Saturday, 17 April 2010

Spring has finally sprung…Part II

With the weather finally throwing together more and more decent days of almost summer like weather, I headed out with my camera.  With the approaching summer comes the lighter mornings which are a mixed blessings.  On the downside the morning ‘Golden hour’ is obviously getting earlier – this time isn’t only good for landscapes but it’s when a lot of wildlife are active, many nocturnal animals are finishing their ‘nightshift’ and returning to their day holdups.  The plus side is the light is better for photographing with long lenses.  At 8:30am, the woods were lit up by a sun that was already quite high in the sky, with sunrise being two and a half hours before.

By now, I should have learnt to have my camera ready as soon as I hit location as within five minutes of walking into the woods I heard a rustling coming towards me, then suddenly there was a Fox running in my direction out of nowhere which stopped in front of me about fifteen feet, sat down, panted a bit and looked around.  I froze  knowing it would at any moment see me standing there and get one hell of a fright  and be off a darn sight quicker than it came, but amazingly it didn’t look in my direction.  It stood up, looked around again – not in my direction – sniffed the ground around it and then started walking away.

My camera was in my backpack and so I thought I would quietly get this off and take it out and with luck get a shot of it walking away, but before I could it came back again, still looking around but again not in my direction.  How could it possibly not see me standing there in the open!   It slowly walked passed, even closer than before, sniffing the ground and again I thought it was going to see me any moment – it didn't except it just continued up a wooded path.
I finally managed to get my pack off and camera out.  I new where the fox was going as thanks to all the tracks in the snow in winter I new where all their runs where so new where I might see it again and thanks to my newly acquired powers of invisibility, I might be able to get a photo of it this time. 
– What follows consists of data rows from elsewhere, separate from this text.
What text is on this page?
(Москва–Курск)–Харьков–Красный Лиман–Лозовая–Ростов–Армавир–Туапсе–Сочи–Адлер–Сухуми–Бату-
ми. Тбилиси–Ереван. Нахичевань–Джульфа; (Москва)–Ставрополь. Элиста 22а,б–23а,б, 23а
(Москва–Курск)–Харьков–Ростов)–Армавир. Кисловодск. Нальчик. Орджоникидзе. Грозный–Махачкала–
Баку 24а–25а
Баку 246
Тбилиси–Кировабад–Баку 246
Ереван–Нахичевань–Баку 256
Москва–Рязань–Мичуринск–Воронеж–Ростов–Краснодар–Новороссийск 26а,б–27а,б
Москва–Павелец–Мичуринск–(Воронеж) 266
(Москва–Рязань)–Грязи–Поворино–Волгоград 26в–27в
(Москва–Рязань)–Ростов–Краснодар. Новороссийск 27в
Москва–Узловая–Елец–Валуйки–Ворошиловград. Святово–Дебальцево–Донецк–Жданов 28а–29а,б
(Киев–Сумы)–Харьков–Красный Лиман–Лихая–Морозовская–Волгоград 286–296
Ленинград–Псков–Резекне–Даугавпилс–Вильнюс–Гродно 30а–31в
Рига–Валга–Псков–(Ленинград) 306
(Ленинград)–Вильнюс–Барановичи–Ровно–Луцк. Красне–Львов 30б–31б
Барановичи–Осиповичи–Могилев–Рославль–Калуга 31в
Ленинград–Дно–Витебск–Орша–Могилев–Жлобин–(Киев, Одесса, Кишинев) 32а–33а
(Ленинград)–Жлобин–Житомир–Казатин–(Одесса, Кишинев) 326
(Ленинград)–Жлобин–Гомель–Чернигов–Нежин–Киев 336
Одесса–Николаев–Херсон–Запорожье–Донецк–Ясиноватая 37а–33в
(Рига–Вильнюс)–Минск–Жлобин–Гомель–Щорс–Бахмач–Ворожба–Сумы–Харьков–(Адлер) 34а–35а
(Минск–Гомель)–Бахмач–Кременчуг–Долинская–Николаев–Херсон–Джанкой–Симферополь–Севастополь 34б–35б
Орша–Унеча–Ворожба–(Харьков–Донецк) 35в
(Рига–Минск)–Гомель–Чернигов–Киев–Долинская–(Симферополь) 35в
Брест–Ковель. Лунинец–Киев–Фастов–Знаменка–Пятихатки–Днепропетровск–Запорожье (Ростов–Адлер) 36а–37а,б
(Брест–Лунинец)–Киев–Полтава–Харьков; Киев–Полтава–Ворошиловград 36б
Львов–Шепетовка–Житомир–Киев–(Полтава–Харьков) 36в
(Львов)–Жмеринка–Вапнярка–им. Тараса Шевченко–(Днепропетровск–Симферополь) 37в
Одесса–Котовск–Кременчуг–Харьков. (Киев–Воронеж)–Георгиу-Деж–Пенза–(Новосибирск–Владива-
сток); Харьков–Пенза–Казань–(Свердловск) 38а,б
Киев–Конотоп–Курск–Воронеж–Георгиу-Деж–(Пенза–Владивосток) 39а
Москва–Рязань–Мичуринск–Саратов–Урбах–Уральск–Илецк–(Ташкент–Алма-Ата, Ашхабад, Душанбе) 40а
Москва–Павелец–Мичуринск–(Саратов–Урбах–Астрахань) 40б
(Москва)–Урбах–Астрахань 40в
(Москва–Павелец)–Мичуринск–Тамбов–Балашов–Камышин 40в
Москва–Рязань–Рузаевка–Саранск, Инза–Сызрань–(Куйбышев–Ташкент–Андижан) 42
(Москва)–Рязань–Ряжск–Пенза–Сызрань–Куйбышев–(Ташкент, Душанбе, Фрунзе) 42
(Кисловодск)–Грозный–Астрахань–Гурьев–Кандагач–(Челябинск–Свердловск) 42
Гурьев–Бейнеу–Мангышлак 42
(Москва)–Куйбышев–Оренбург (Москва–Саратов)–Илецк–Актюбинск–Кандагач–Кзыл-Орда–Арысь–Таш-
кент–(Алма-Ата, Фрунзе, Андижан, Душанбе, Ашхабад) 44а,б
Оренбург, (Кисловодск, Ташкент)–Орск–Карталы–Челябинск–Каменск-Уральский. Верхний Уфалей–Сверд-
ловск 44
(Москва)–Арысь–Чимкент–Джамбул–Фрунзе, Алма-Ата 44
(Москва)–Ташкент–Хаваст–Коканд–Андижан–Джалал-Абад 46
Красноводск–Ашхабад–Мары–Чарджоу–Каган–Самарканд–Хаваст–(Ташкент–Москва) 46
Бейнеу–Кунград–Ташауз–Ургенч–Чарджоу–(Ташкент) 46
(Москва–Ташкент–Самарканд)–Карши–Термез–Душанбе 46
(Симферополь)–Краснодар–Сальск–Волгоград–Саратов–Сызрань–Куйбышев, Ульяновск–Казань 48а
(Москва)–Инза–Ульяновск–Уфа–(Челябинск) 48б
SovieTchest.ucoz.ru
To be honest, I think even if I did have my camera ready, I wouldn’t have taken a photograph of it.  It was so close that  if it didn’t see me move it would have certainly have  heard the shutter and seeing a human so close to it would have given it a major fright and somehow this would have spoilt what felt like an amazing moment.  I’ve been close to Foxes before but I’ve always been hidden or concealed in some way.  The Fox would hear the shutter, look in my direction, but with their eye sight not being that acute, tend to just stare in my direction, not being able to make me out.  This Fox would have had to be blind not to know exactly what I was.  I follow my own set of  rules in photographing wildlife and one is to not  put any undue stress on the animals – no more than I would if I was a person simply walking through the woods – probably less so since I make little noise and keep still if I am spotted.

With my camera and lens now unpacked and ready I started out to a point I thought I would be able to see it walk down a long path, but before getting there, stumbled upon three Roe Deer.  My powers of invisibility must have warn off because they did see me, so I stopped still as did they and starred at me.  As with Foxes, Roe Deer don’t have great sight and so they tend to stare at you to see if you are a threat.  After a quick stand off, they continued on their way and with the Fox likely to be long gone, I continued on my way.IMG_5796

One thing I’m good at is walking quietly through the woods.  One thing I am not good at is concentrating  on what’s around me when I do, as I tend to start thinking about other things which is when I suddenly come face to face with some wildlife – I’ve done this twice with a Sparrowhawk on its kill, Foxes and today, on three occasions, with Deer.  If was paying more attention, I would have seen them earlier and managed to take a good photo, as I’ve often managed in the past. (See image right taken with a 300mm lens).

After seeing plenty but photographing little I decided to head for the wetlands area hoping to maybe see my first Kingfisher of the year.  No Kingfishers.  I wonder if the bad winter has taken its toll on them.  There was a few birds including the one below.  I’m not an expert on Ducks but I believe this below is a Garganey and quite rare in these parts.


The only other activity were a couple of Reed Buntings which were precariously perching to and from reeds that swayed and bent under their weight.  Unfortunately, later, I realised I had forgot to return the over exposure compensation I had set on my camera, which has caused these to look a bit ‘washed out’.

With the large amounts of snow and rain we’ve had this year, quite a few parts of this area were partly flooded which will mean it will probably be even worse than last year for Mosquitoes, so I will have to make the most of the comings months until the little blood sucking vampires hatch.  This should give me time to photography Fox cubs this year, something I’ve set myself to do in 2010.